Foreign Account Tax Compliance Act (FATCA) in Canada
The aim of the Foreign Account Tax Compliance Act (FATCA) is to prevent U.S. taxpayers from using accounts held outside of the U.S. to evade taxes.
FATCA was signed into U.S. law in March 2010. On February 5, 2014, Canada and the United States signed an intergovernmental agreement regarding FATCA. Canadian tax regulations related to FATCA came into effect in stages; the first stage began on July 1, 2014.
Under that agreement, Canada agreed to pass laws requiring financial institutions to report annually to the Canada Revenue Agency (CRA) on specified accounts held in Canada by U.S. persons. The CRA forwards this reporting to the IRS under the provisions of the Canada-U.S. Tax Convention.
What does this mean to Scotiabank and our customers?
In accordance with Canadian Regulations related to FACTA and existing obligations under Know Your Customer (KYC) regulations, Scotiabank collects self-certifications from all new customers.

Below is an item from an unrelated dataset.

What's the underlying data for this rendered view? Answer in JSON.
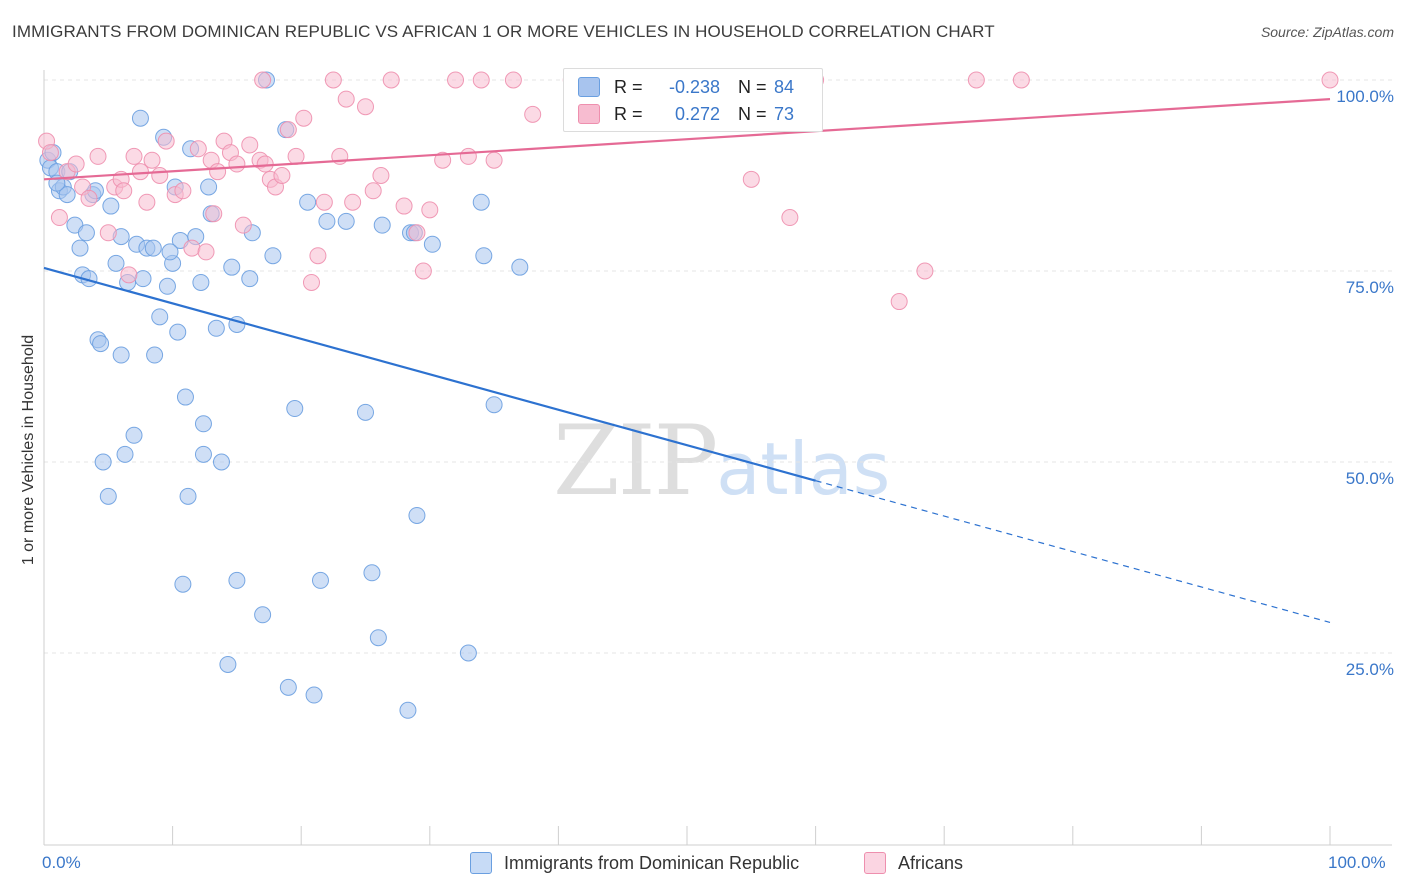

Existing customers opening new in-scope accounts or providing information identifying a U.S. indicator, are also required to complete a self-certification form attesting to their tax residency status.
If a customer does not provide a self-certification, the Bank may be not be able to open a new account for the customer.
The Scotiabank Group has always been committed to keeping clients' personal information accurate, confidential, secure, and private. Our response to Canadian tax regulations related to FATCA are held to our standard of strict compliance with Canadian privacy laws, and our approach will reflect our longstanding commitment to client privacy and client service.